Washington: Whistleblowers like Edward Snowden put everything on the line to unveil the most closely guarded government secrets in an effort to preserve cherished US freedoms.
Snowden's explosive leaks last week of vast surveillance programs run by the National Security Agency that trawl through telephone and Internet records have triggered widespread consternation, gaining him admirers but also critics who denounce him as a traitor.
The 29-year-old government contractor is behind one of the most significant security breaches in US history, joining the likes of Vietnam-era Pentagon Papers leaker Daniel Ellsberg and Bradley Manning, who released US diplomatic cables and war logs to the WikiLeaks website.
"In my estimation, there has not been in American history a more important leak," Ellsberg wrote in The Guardian.
"Snowden did what he did because he recognized the NSA's surveillance programs for what they are: dangerous, unconstitutional activity."
But intelligence officials and lawmakers from both major parties have labeled him a traitor, and called for his swift capture.
"I hope we follow Mr Snowden to the ends of the earth to bring him to justice," Republican Senator Lindsey Graham wrote on his Twitter account, casting the leaker's action as "not as one of patriotism but potentially a felony.
Senator Bill Nelson, a Democrat, slammed the "act of treason," and called for Snowden's extradition and prosecution.
Obama's spy chief, Director of National Intelligence James Clapper, has described the leaks as causing "huge, grave damage" to US intelligence capabilities, and referred the matter to the Justice Department, which has launched an investigation.

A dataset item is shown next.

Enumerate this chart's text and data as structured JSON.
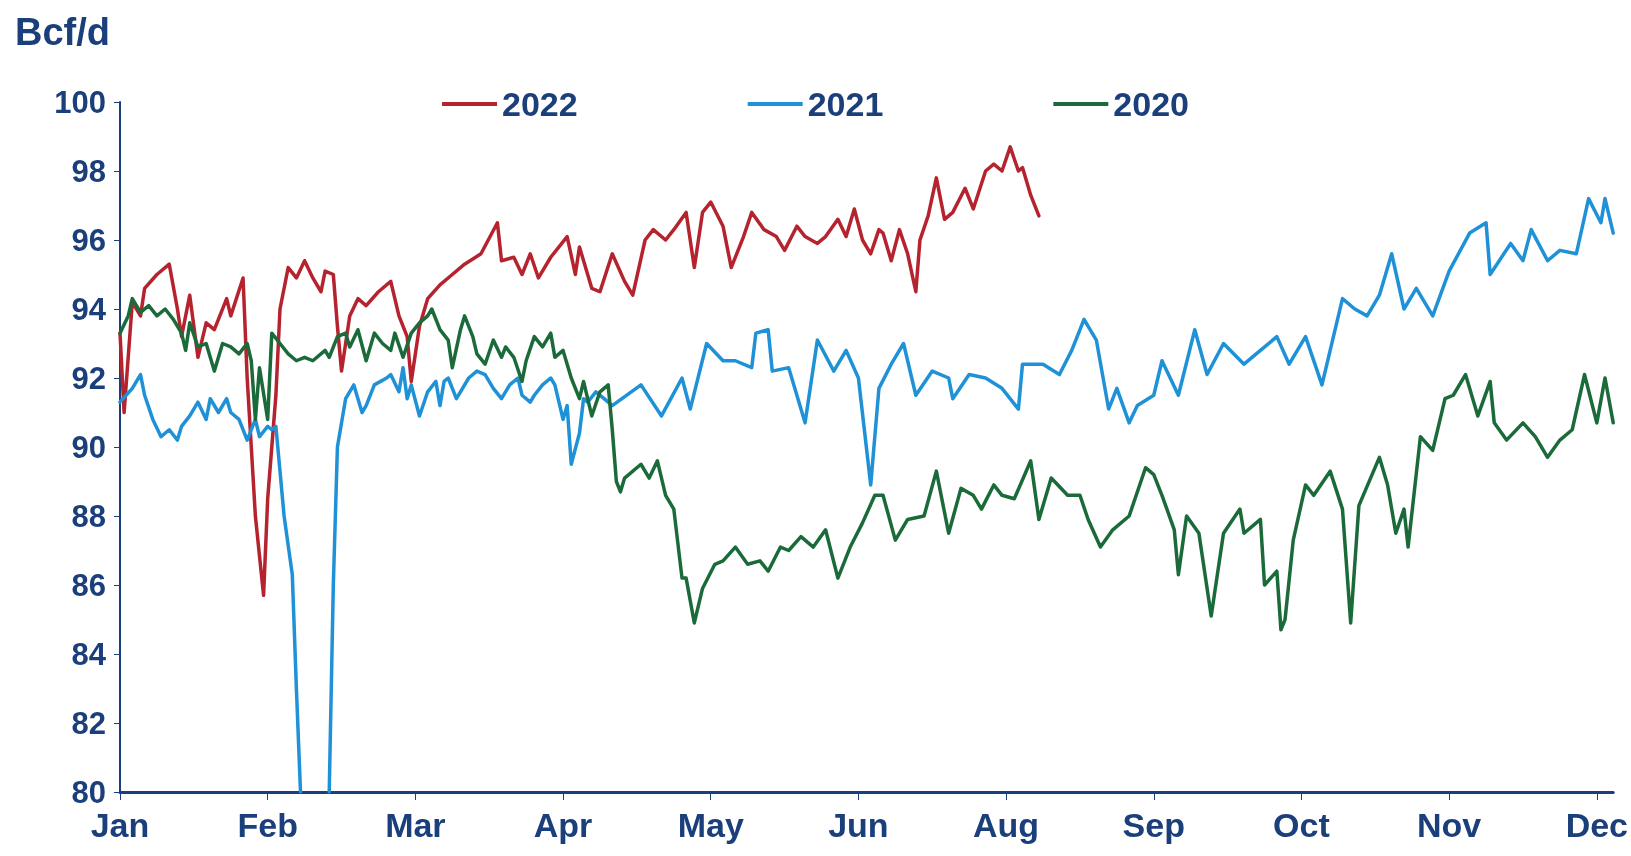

The timing of the release is significant, coming not only as President Barack Obama battles controversies over the tax-collecting IRS, last year's deadly Benghazi attack and snooping of journalists' phone records, but also as Manning is put on trial.
"It's not something that you cautiously choose, it's something you have to do," fellow whisteblower Peter Van Buren, a former State Department official who released classified documents, told AFP.
"I know it takes enormous courage to do what Snowden did, and the willingness to give up everything - life, freedom, everything - for a good bigger than yourself. If that is not a definition of patriotism, nothing else can be."
In a high-stakes gamble, Snowden has fled to Hong Kong, where he has hunkered down for the past three weeks, fearing retaliation from red-faced US authorities outraged at the revelations.
The term whistleblower itself is a contentious one, and applies to informants regardless of their own weaknesses or potential recklessness of their leaks.
For Van Buren, the decision to release previously secret information to the public is an "act of conscience."
"At the end of the day, you have to separate the message from the messenger," he said.
"We're all miserable human beings. It doesn't matter who releases the information, it's a requirement for democracy."
Ben Wizner of the powerful American Civil Liberties Union noted that without whistleblowers, the public would not have learned about abuses at Abu Ghraib prison in Iraq, CIA black sites or the NSA's warrantless wiretapping under president George W Bush.
"If government by the people is going to be real, the people need to know what the government is doing and if we rely only on the official version of facts, the people would be kept in the dark about very important issues," he said.